Has Hunt restored the government’s fiscal credibility?

The markets have reacted well to the new regime, but the calm might be temporary

Has Hunt restored the government’s fiscal credibility?
Credit: Getty Images
Text settings
Comments

Jeremy Hunt set out at the start of the weekend with one goal in mind: that when the gilt markets reopened on Monday, the cost of government borrowing would not surge further. Ideally, it would start to fall.

In this sense, it’s been a successful day for the new Chancellor. The Treasury's early morning update that a major fiscal announcement was about to be announced saw gilt yields start to drop when markets opened at 8 a.m. After Hunt’s overhaul of the mini-Budget – including the surprising decision to suspend the 1p cut to the basic rate of tax ‘indefinitely’ – they fell even further. After starting the day at almost 4.5 per cent, the five-year gilt yield is ending the day just below 4 per cent. The ten-year gilt yield has fallen, slightly less, from 4.1 per cent to 4 per cent.

Market expectations for peak interest rates has also fallen too, now down to just over 5 per cent, compared to more than 6 per cent that came to be expected after the mini-Budget was announced. It’s a point the government will be keen to emphasise, in terms of the impact of future mortgage payments. And the pound rose against the dollar: starting the day at $1.12 and ending at just under $1.14. All these updates suggest markets are tentatively positive about what the Chancellor announced today; that the £32 billion worth of revenue he clawed back by undoing Liz Truss’s tax cuts have gone some way to convincing markets that this government is still interested in fiscal discipline.

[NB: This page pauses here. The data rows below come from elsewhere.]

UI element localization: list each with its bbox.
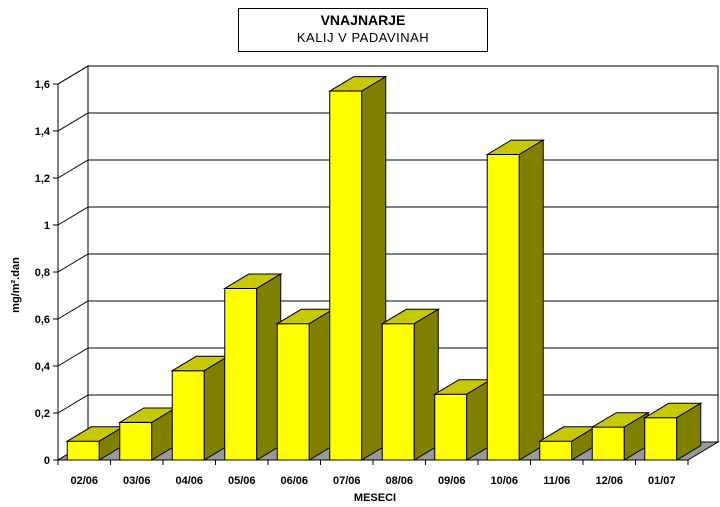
x-tick-label: 10/06 bbox=[490, 475, 518, 487]
y-tick-label: 1,2 bbox=[35, 173, 50, 185]
bar-front bbox=[276, 323, 310, 461]
x-tick-label: 02/06 bbox=[70, 475, 98, 487]
bar-front bbox=[434, 393, 468, 461]
bar bbox=[485, 139, 546, 461]
x-axis-label: MESECI bbox=[354, 492, 396, 504]
y-tick-label: 0,2 bbox=[35, 408, 50, 420]
gridline bbox=[57, 112, 718, 132]
y-tick-label: 0,8 bbox=[35, 267, 50, 279]
x-tick-label: 04/06 bbox=[175, 475, 203, 487]
x-tick-label: 12/06 bbox=[595, 475, 623, 487]
y-tick-label: 0,4 bbox=[35, 361, 51, 373]
bar-front bbox=[644, 417, 678, 461]
y-tick-label: 0,6 bbox=[35, 314, 50, 326]
y-axis-ticks: 0 0,2 0,4 0,6 0,8 1 1,2 1,4 1,6 bbox=[35, 79, 59, 467]
bar-front bbox=[171, 370, 205, 461]
x-tick-label: 09/06 bbox=[438, 475, 466, 487]
bar-front bbox=[591, 426, 625, 461]
bar bbox=[275, 308, 336, 461]
x-tick-label: 03/06 bbox=[123, 475, 151, 487]
bar-front bbox=[224, 287, 258, 461]
gridline bbox=[57, 65, 718, 85]
chart-title-box: VNAJNARJE KALIJ V PADAVINAH bbox=[238, 8, 488, 52]
bar-front bbox=[329, 90, 363, 461]
bar-front bbox=[119, 421, 153, 461]
x-tick-label: 06/06 bbox=[280, 475, 308, 487]
bar bbox=[642, 402, 703, 461]
x-tick-label: 07/06 bbox=[333, 475, 361, 487]
chart-title: VNAJNARJE bbox=[320, 12, 406, 28]
x-tick-label: 01/07 bbox=[648, 475, 676, 487]
bar bbox=[327, 75, 388, 461]
bar-front bbox=[66, 440, 100, 461]
bar bbox=[170, 355, 231, 461]
y-tick-label: 1 bbox=[44, 220, 50, 232]
bar bbox=[432, 378, 493, 461]
y-axis-label: mg/m².dan bbox=[10, 257, 22, 313]
x-tick-label: 08/06 bbox=[385, 475, 413, 487]
y-tick-label: 1,4 bbox=[35, 126, 51, 138]
bar-front bbox=[486, 154, 520, 461]
y-tick-label: 1,6 bbox=[35, 79, 50, 91]
bar-front bbox=[539, 440, 573, 461]
x-tick-label: 11/06 bbox=[543, 475, 570, 487]
bar bbox=[380, 308, 441, 461]
y-tick-label: 0 bbox=[44, 455, 50, 467]
bar-side bbox=[518, 139, 544, 461]
bar-front bbox=[381, 323, 415, 461]
bar bbox=[222, 273, 283, 461]
x-axis-ticks: 02/06 03/06 04/06 05/06 06/06 07/06 08/06 09/06… bbox=[57, 459, 689, 487]
bar bbox=[65, 425, 126, 461]
chart-bars bbox=[65, 75, 703, 461]
bar-side bbox=[676, 402, 702, 461]
x-tick-label: 05/06 bbox=[228, 475, 256, 487]
bar bbox=[590, 411, 651, 461]
chart-subtitle: KALIJ V PADAVINAH bbox=[296, 30, 430, 45]
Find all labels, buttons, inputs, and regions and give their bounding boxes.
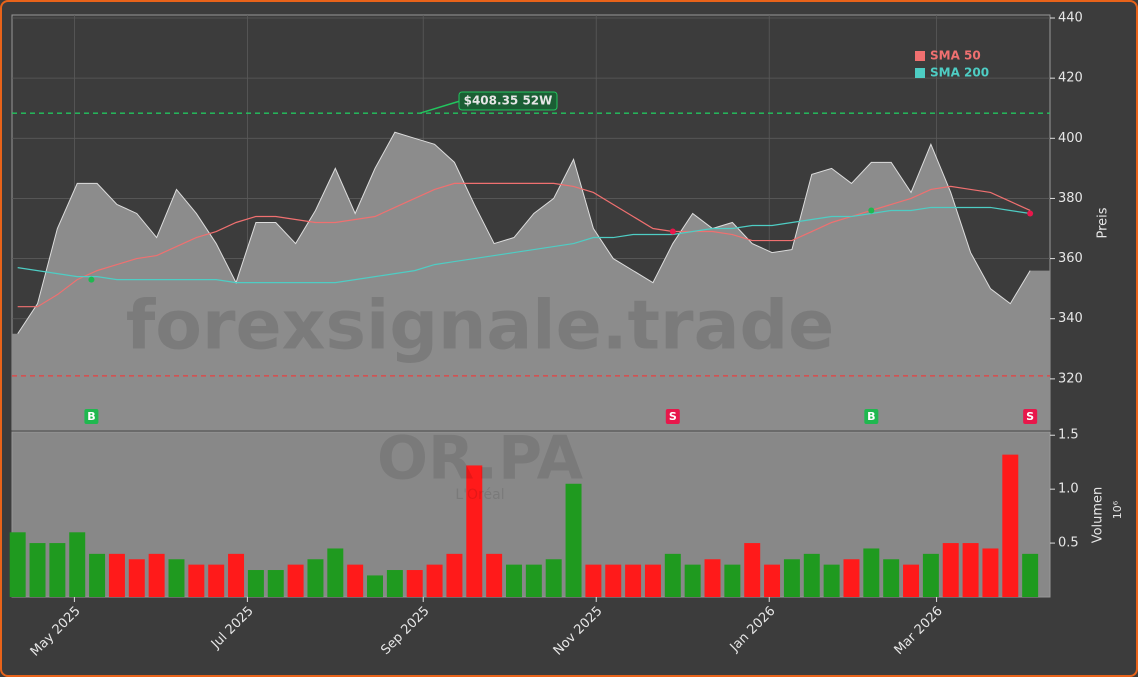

But as I noted this morning, before Hunt’s announcements, it’s a long road back to credibility. Once a government loses economic confidence, it’s extremely difficult to get it back – and the cost of doing so can be sky-high. One of those costs has come not just in money, but in language. Today in the House of Commons, there was broad concession from both Penny Mordaunt (who stood in for Truss to answer Labour’s urgent question) and Hunt that the government’s recent actions had been a major mistake: ceding all sorts of political ground to their opponents.

Furthermore, Hunt has not just U-turned on Truss’s policies to try to get the markets back on side; he has had to give up core economic principles that the Conservate party usually grips tightly. In his media statement this morning, Hunt insisted that he agreed with the principle that taxpayers should keep more of their own money, but under these circumstances, it is ‘not right to borrow’ to fund even a cut to the basic rate. Yet in the Commons this afternoon, he praised the fact that he has ‘shown Conservatives can raise taxes’, with Truss looking expressionless next to him, having curated an entire leadership campaign and government-defining mini-Budget around slashing tax instead.

Fear remains among Truss fans and critics alike that the mistakes of the past few weeks will usher in permanently higher borrowing costs and interest rates. Would they have risen so quickly, or to such heights, if the mini-Budget had been introduced in a more market-friendly way? But before that fear can be fully grappled with, we must wait and see if today’s updates have really calmed the markets. The calm could just be a small hiatus from the ongoing economic storm.